Johnson, D. H.; Liow, J. S.; Kou, O. H.; Zeno, W. F.

-Synuclein (Syn) remodels cellular membranes through interactions that involve both its structured, membrane-binding N-terminal domain (NTD) and intrinsically disordered C-terminal domain (CTD). While the amphipathic NTD helix is known to insert into lipid bilayers and generate curvature, the contribution of the acidic CTD remains unclear. Here, we dissect the individual and cooperative roles of these domains using Supported Bilayers with Excess Membrane Reservoir (SUPER) templates to quantify membrane remodeling via membrane fission and membrane morphological deformations (i.e., membrane budding and tubulation). We show that both the NTD and CTD independently remodel membranes, while full-length Syn exhibits greater remodeling ability than either the NTD or CTD in isolation.
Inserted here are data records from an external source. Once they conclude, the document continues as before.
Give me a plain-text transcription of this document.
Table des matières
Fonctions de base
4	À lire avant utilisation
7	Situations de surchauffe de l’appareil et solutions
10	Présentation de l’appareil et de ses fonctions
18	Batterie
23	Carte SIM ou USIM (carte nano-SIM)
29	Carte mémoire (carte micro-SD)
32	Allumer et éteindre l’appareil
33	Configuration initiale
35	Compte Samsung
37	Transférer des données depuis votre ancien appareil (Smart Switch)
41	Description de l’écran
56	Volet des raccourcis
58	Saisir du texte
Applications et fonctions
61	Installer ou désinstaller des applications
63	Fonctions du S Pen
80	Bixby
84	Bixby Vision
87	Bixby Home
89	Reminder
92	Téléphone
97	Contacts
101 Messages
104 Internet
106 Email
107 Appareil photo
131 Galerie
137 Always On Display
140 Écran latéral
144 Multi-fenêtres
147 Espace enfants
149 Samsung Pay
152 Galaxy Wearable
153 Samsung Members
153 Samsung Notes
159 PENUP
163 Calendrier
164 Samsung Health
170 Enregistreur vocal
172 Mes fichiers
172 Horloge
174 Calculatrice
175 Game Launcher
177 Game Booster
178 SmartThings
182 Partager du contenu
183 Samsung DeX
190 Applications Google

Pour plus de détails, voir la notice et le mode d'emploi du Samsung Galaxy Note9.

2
This result demonstrates a synergistic amplification between helix insertion of the NTD and the tethered, disordered CTD. To further probe the mechanism of membrane remodeling by the CTD, we modulated the chain length of the protein, the bulk ionic strength of the solution (i.e., charge screening), and applied relevant polymer scaling laws for disordered proteins. Our results suggest that the membrane remodeling mechanism for the disordered CTD is electrostatic in nature, stemming from protein-protein repulsion at elevated binding densities. Together, our findings reveal a cooperative energetic mechanism in which N-terminal helix insertion biases membrane curvature and the disordered, C-terminal domain adds an additional electrostatic component that helps to overcome the free energy barrier for membrane bending.